JavaScript formatting applies consistent indentation, spacing, and line breaks to source code. The logic of the code does not change; only its appearance does. Formatted code is significantly easier to read, review, and debug than code with inconsistent or missing formatting.
JavaScript Formatting Conventions
Most JavaScript teams use Prettier for automatic formatting. Prettier has few configuration options by design: it makes choices for you and applies them consistently. The resulting code may not match your personal preference in every detail, but it is consistent across the entire codebase, which is more valuable than any individual style choice.
Common conventions include two or four spaces of indentation (two is Prettier's default), single or double quotes for strings (Prettier defaults to double), semicolons at statement ends (Prettier includes them by default), trailing commas in multi-line structures (Prettier adds them in es5 mode), and lines wrapped at 80 or 100 characters.

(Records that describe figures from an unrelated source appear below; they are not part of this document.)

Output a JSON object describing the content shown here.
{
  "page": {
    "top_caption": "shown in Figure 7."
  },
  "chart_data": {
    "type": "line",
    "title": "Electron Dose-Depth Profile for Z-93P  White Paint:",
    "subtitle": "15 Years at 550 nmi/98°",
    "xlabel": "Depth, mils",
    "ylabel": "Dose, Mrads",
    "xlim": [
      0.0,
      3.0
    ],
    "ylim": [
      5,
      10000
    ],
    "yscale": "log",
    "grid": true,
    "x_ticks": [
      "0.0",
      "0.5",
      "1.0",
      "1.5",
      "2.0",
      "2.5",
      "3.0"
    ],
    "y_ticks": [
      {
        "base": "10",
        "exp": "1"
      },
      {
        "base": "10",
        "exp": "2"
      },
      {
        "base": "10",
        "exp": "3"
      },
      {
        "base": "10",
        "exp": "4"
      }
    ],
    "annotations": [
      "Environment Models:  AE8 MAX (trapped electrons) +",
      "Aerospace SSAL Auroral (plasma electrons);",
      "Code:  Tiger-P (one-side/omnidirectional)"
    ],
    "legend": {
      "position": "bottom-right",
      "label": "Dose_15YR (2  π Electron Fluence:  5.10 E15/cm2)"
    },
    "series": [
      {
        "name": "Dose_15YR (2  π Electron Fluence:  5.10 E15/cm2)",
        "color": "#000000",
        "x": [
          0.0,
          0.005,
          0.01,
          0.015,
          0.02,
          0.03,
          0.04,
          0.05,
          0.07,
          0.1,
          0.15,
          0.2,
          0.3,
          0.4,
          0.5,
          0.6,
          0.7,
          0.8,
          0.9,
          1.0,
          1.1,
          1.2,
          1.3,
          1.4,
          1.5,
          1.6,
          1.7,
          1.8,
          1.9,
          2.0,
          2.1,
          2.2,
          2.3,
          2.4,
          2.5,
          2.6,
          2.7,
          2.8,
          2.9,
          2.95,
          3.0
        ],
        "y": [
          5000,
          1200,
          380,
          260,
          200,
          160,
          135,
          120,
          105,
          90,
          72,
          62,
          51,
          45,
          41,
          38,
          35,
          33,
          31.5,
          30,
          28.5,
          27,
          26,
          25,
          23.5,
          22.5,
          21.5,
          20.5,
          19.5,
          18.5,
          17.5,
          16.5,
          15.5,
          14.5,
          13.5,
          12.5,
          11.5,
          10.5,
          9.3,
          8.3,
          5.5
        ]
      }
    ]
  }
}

When Manual Formatting Is Needed
You need to format JavaScript manually (or use a tool) when you receive minified or obfuscated code and need to read it, when a third-party library does not include readable source, when reviewing auto-generated code, or when teaching and demonstrating code.
Using the DevHexLab JS Formatter
Open the tool at /tools/javascript/js-formatter. Paste the JavaScript. The tool applies Prettier-compatible formatting and shows the result. Copy the formatted code. This is useful for reading minified code from external sources and for one-off formatting tasks.
Frequently Asked Questions
What is the difference between formatting and linting?
Formatting changes only whitespace and style (no functional change). Linting checks for potential bugs, anti-patterns, and style violations and reports them as warnings or errors. ESLint is the standard JavaScript linter; Prettier is the standard formatter. Run both.
Format once and maintain consistently.